Florida hasn't lost at Amalie Arena since December of 2022
The Florida Panthers picked up their first road win of the Stanley Cup Playoffs on Thursday night in Tampa Bay.
Florida defeated the Lightning 5-3 to go up 3-0 in their best-of-7 opening round playoff series.
It was a critical game in Tampa’s barn, a building that traditionally had not been kind to the Panthers, though perhaps not as much lately.

Dating back to last season, Florida has now won four consecutive games at Amalie Arena by a combined score of 21-8.
If they can make it five straight, the Panthers will celebrate just the second sweep in franchise history, and to do it against that team, in that building…yeah, it would mean a whole heck of a lot to the people who have been with and around the franchise the longest.
Let’s get to the takeaways.
Withstanding Tampa’s big push
It came as no surprise to see Tampa Bay push as hard as they could during Game 3. Falling behind 0-3 in a playoff series is almost impossible to come back from.
After an opening period in which the home team looked uncharacteristically nervous and tentative at times, the Bolts came out firing on all cylinders for the middle frame.
One thing Florida had yet to do during this series, simply because they hadn’t been in that situation yet, was to take a haymaker from the Lightning and see if they could get up off the mat.
Another box has been checked.
“On the road, you can expect the home team to have dominance in at least 10 minutes of a game,” Maurice said. “They're gonna get hot, right? They'll get going. And they did, they scored the goal very early in the second period and that's what got it cooking for them, and for 10 minutes you’re behind the play a little bit. And then we tied the game, and took the lead.”

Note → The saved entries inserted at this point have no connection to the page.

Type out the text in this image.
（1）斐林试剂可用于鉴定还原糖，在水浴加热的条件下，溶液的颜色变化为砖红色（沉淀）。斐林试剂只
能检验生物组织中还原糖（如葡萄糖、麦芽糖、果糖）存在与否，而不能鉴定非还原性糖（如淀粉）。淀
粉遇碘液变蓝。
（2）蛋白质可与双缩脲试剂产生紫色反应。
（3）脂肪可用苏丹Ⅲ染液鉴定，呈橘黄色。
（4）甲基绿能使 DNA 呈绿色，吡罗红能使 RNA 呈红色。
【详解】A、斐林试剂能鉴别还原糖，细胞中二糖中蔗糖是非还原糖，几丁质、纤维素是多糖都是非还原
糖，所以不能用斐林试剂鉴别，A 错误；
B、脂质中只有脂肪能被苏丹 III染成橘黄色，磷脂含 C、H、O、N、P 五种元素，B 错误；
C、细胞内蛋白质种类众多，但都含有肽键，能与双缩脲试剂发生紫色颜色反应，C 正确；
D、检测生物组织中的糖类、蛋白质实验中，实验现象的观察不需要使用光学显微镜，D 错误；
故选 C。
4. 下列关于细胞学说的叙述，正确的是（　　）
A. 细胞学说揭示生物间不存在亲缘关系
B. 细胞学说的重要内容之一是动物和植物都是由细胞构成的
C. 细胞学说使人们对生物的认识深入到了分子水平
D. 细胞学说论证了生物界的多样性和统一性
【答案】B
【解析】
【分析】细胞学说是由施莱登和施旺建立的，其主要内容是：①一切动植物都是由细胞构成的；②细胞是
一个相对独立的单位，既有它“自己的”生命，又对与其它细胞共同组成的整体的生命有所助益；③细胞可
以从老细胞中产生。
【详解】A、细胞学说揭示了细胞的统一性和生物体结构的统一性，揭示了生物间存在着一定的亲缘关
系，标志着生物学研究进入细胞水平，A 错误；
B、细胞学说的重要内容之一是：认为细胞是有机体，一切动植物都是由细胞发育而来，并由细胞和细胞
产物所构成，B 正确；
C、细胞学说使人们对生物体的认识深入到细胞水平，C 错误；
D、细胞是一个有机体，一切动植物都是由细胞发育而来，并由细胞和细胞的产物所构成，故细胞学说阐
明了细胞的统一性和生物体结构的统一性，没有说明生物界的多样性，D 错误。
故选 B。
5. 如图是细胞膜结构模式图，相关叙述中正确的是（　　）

Reino goal sparks turnaround
The Lightning scored twice in just over two minutes to go from down by one to up by one. It was the first time Tampa held a lead at any time during the series.
It lasted exactly seven minutes and two seconds.
A keep in at the blue line by Brandon Montour and a no-look, cross-ice pass by Vladimir Tarasenko set up Sam Reinhart with the puck on his stick and plenty of space in the high slot to send an absolute laser of a shot past a partially screened Andrei Vasilevskiy, tying the game and putting momentum back on Florida’s side.
“Sam Reinhart, great just to step up to the plate to get us back into that feeling of good road hockey,” Maurice said. “It doesn't have to be perfect. You don't have to be ahead of it. You don't have to be analytically ahead of it. You don't have to outshoot a team. You don't have to do any of those things. You just have to stay in the game long enough to make the difference.”
Penalty kill comes up big
We knew coming into this series that special teams was going to play a major role in deciding who comes out on top.
So far, it’s been Florida’s penalty kill finding success defending Tampa Bay’s top-ranked power play.
The Lightning are now just 2-for-12 with the man advantage during the series after going 0-for-4 during Thursday’s Game 3.
Florida finished the regular season with the league’s sixth-best penalty kill, and if there is anything this team has done over the past couple years it’s take on every challenge without blinking.
“I thought the big story would be penalty killing,” Maurice said. “It's such a dominant, highly skilled power play that that would be the most important thing that we did well tonight.
“Your penalty kill won't be fantastic every night, but based on our year, you have confidence that you can always get it back, that if you have a couple of bad breaks around the net…the kill has been so good, and I thought our line holds were outstanding.”